Соткана солью - стр. 13
Я ласково смотрю на подругу и с улыбкой делаю глоток зеленого чая, качая головой.
– Не смеши, Надюш. Сексуальность сорокалетних женщин – очередной мыльный пузырь, на котором обогащаются все, кому ни лень. Все эти уловки маркетологов по продвижению в массы идеи факабельности милф бессильны перед законами природы, по которым члены поднимаются, прежде всего, на юных, фертильных Настенек с упругими жопами и фарфоровыми личиками. И тут хоть тресни, доказывая, что и ты ничуть не хуже.
– Господи, да что ты зациклилась на этой Настеньке?! – едва не взвывает Монастырская, с чувством отбрасывая салфетку. – Твой Долгов – примитивнейшее создание.
– А в этом примитивизме, Надь, вся мужская суть. Без купюр, – отрезаю не менее эмоционально, ибо кто бы что ни говорил, а факты – вещь упрямая и ими я, и апеллирую. – Поставь перед мужиком ухоженную меня и восемнадцатилетнюю Дуську из колхоза с сытым, румяным пряником. И я тебе гарантирую, он выберет ее. Похер ему на то, что я ишачу пять раз в неделю в спортзале, по утрам занимаюсь йогой, сижу на одних авокадо с овсянкой, и каждый миллиметр моего тела выхолощен в салоне до совершенства. По-хер! Все это ничто против свежести юной девчушки. Да и не хочу я больше ни фору давать, ни участвовать в этой гонке. Устала, понимаешь. Хочу тихо, с пониманием, уважением и без сравнений. Молоденький мальчик, у которого в голове наверняка сплошные тачки, телки, бабки для этого однозначно не подходит.

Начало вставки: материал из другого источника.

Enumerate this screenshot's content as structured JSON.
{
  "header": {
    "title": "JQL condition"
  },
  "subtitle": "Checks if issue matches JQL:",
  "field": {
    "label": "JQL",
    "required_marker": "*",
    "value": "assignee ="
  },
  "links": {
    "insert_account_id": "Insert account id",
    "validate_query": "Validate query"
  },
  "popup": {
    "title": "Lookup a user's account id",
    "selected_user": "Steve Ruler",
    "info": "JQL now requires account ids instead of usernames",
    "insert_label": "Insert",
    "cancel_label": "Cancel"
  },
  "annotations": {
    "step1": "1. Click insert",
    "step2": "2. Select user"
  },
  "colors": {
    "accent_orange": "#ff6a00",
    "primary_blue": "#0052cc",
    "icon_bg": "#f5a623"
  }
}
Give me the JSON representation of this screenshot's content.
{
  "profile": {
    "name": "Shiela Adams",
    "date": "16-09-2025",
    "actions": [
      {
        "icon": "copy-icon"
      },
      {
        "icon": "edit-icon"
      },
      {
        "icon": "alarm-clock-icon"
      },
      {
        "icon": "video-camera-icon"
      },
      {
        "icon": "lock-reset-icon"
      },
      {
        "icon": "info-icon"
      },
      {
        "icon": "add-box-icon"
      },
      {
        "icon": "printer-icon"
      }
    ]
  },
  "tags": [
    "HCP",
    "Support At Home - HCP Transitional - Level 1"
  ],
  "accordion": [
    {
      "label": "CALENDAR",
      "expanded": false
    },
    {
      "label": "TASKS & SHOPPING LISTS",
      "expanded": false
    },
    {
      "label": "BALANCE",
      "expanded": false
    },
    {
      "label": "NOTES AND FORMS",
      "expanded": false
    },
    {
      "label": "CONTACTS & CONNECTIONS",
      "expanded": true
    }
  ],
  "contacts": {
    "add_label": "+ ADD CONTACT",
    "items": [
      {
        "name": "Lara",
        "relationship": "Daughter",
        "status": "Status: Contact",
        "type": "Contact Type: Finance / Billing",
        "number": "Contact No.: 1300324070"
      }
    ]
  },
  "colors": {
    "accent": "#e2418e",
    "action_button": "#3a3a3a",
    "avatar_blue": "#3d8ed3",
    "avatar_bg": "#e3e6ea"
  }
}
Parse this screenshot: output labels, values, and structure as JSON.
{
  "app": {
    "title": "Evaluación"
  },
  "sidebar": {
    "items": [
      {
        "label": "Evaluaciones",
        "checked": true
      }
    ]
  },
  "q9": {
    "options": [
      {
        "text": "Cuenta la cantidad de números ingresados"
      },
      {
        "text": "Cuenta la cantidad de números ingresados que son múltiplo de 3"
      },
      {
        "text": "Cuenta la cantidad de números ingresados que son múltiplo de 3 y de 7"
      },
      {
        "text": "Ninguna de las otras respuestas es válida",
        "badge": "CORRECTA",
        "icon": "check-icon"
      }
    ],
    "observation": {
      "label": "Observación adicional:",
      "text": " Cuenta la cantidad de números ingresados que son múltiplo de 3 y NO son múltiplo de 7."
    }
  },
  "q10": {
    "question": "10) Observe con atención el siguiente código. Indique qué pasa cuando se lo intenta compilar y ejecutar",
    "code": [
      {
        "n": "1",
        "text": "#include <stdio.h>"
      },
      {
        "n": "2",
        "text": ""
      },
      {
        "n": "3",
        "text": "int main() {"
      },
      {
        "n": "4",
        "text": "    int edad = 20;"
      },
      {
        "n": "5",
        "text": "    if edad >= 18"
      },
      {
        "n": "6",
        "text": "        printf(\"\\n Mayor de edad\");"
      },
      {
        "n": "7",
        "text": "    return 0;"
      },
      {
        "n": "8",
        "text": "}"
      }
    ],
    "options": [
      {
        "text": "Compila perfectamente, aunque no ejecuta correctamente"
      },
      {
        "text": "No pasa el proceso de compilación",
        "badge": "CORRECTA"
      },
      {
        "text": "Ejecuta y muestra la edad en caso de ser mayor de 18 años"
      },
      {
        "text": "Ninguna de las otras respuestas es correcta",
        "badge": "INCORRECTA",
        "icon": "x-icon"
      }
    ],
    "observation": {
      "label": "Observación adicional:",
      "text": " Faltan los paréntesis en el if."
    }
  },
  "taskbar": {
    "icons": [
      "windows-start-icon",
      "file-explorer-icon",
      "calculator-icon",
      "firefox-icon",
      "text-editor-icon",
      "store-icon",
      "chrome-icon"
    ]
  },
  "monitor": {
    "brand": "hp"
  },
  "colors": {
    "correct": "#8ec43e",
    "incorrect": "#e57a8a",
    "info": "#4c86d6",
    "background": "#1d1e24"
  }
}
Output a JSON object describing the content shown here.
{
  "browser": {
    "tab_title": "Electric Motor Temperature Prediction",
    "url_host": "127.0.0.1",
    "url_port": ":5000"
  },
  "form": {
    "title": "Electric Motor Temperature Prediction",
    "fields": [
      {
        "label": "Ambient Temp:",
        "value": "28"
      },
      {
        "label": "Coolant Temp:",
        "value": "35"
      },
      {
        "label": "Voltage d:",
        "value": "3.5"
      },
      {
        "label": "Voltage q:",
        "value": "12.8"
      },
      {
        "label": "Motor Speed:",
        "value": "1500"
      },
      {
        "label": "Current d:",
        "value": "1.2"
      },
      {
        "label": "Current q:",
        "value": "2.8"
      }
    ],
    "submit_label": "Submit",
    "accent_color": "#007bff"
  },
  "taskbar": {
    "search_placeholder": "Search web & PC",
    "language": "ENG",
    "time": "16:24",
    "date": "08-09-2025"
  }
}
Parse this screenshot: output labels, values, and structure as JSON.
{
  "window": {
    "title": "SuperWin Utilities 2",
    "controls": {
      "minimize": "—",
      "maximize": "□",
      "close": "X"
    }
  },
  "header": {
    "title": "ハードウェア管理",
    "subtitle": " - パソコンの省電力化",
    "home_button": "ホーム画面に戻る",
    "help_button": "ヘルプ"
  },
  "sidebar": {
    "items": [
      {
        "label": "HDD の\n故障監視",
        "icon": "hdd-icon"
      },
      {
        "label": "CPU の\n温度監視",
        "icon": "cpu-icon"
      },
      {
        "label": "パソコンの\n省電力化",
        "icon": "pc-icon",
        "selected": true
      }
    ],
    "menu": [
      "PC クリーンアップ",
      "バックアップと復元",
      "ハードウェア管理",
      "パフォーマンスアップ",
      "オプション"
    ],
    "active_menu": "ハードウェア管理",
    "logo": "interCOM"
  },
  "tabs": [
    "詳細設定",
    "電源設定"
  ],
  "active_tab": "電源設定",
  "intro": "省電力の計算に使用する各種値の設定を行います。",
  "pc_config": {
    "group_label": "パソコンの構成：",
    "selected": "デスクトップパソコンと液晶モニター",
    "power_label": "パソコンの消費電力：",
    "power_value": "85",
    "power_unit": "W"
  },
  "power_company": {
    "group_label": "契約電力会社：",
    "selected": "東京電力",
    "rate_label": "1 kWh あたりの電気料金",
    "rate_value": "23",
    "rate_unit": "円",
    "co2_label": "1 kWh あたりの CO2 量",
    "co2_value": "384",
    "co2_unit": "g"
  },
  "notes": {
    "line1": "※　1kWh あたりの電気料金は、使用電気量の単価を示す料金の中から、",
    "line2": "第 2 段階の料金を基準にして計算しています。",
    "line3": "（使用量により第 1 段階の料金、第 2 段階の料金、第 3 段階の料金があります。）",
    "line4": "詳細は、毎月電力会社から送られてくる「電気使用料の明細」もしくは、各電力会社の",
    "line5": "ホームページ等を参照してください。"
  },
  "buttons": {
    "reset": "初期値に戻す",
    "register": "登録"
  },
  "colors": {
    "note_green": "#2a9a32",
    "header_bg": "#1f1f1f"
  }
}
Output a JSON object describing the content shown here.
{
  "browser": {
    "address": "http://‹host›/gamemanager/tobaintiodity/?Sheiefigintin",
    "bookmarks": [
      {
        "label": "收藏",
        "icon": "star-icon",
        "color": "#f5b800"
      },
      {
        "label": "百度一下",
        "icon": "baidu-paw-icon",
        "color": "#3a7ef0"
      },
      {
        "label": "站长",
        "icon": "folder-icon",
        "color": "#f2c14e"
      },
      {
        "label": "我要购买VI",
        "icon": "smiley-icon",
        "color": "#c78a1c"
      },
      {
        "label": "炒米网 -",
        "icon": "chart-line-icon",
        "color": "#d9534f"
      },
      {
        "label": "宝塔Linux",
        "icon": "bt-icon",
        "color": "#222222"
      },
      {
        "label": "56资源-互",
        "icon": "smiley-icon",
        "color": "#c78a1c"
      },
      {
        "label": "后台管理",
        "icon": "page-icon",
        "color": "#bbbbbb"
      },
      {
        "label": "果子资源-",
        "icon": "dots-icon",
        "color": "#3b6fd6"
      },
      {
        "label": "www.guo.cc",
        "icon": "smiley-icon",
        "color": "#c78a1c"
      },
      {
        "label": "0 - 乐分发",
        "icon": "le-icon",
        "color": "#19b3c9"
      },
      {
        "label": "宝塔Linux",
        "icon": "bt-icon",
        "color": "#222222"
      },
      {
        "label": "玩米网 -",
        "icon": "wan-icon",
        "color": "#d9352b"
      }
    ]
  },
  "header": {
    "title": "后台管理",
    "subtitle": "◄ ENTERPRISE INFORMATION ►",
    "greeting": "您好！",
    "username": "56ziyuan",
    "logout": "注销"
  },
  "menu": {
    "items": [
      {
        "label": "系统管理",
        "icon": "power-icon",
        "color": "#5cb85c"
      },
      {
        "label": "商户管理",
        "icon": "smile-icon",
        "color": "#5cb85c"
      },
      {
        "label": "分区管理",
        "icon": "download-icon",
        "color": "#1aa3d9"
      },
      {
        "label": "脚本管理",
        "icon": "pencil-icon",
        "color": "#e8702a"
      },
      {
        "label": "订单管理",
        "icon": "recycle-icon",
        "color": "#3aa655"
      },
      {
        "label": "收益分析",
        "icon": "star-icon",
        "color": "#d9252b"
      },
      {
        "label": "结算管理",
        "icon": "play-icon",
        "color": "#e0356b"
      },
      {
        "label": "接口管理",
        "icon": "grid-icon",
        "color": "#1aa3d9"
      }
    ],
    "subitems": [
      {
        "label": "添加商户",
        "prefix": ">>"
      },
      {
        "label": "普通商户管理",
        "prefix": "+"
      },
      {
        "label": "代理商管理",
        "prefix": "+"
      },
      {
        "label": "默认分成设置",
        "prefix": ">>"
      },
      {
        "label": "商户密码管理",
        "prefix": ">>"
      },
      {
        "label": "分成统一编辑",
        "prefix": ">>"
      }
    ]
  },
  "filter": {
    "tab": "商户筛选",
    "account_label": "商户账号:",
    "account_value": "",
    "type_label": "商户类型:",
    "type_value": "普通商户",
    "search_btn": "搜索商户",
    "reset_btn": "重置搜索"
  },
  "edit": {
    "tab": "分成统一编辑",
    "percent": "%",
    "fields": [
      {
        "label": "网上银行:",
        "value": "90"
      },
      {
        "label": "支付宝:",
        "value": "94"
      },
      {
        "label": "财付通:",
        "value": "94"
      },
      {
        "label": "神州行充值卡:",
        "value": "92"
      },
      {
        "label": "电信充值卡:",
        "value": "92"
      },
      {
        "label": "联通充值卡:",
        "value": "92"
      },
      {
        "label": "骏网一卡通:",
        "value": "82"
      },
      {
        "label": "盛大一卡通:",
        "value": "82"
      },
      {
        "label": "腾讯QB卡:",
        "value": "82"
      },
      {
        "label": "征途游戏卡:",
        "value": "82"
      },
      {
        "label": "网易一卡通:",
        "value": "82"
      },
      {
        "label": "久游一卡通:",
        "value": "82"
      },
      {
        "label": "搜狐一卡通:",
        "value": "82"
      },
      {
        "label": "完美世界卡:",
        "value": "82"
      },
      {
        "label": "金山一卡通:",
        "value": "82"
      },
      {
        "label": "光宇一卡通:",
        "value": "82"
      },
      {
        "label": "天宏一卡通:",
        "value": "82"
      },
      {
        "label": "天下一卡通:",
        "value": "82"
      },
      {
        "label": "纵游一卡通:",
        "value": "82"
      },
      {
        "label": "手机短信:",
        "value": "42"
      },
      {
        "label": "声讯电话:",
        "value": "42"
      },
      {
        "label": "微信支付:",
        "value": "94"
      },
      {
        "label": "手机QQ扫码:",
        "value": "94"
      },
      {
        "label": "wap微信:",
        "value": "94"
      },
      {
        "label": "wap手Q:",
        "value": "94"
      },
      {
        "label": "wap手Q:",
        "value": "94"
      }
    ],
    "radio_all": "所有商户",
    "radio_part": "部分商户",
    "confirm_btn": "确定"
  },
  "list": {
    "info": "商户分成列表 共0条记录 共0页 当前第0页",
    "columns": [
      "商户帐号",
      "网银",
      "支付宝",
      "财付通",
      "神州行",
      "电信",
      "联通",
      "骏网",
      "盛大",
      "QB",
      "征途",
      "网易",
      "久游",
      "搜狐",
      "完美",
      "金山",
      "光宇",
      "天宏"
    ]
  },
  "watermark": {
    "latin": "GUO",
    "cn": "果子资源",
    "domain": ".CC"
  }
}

– Окей, даже не стану напоминать, что изменял тебе не мальчик, а просто кобель. В конце концов, ты ведь понимаешь, что “тихую гавань” определяет не возраст?
– Но и не мальчик младше почти раза в полтора, – упрямо стою на своем, хоть и согласна с Надей.
– Ладно, убедила, – со смешком поднимает Монастырская ладони вверх, – но что насчет ровесника? Три года прошло, так и будешь дуть на воду?
– Да не дую я на воду, просто работы много. Где я тебе кого возьму, когда я двадцать четыре на семь в офисе?
– Ну, а как же твой инвестор-француз? Ровесник, образованный, обходительный, богатый и харизмой не обделен, разве не идеальный набор? – с многозначительной улыбкой встает на любимые рельсы подруга. Удивительно, как она еще продержалась так долго. Последние полгода, если Монастырская хотя бы раз ни заикнулась об Анри, время встречи потрачено зря.
Конечно, я понимаю, что она просто хочет, чтобы я жила полноценной жизнью, а не топила себя в работе, но иногда ее забота кажется навязчивой. Тем не менее, я не даю волю вспыхнувшему раздражению и в который раз поясняю:
– Идеальный, но он – мой единственный инвестор, и мне совсем не хочется рисковать, мешая работу с личной жизнью.
– Так, если у тебя вся жизнь – работа и дети, может, стоит воспользоваться подвернувшимся шансом и хотя бы попробовать? Я уверена, Анри тоже не из тех, кто мешает личное и работу.
У меня едва не вырывается смешок. Хотела бы я в это верить, но увы. С каждым знаком внимания все больше закрадывается подозрение, что работа – следствие личного и предлог. Это пугает, отталкивает и в то же время заставляет балансировать на грани между флиртом и холодом. Я не могу лишиться своей единственной поддержки и взять все риски на себя на данном этапе. Это глупо, бизнес так не делается. И хотя застыть буридановым ослом тоже не выход, но ни да, ни нет все-таки дает место для маневра.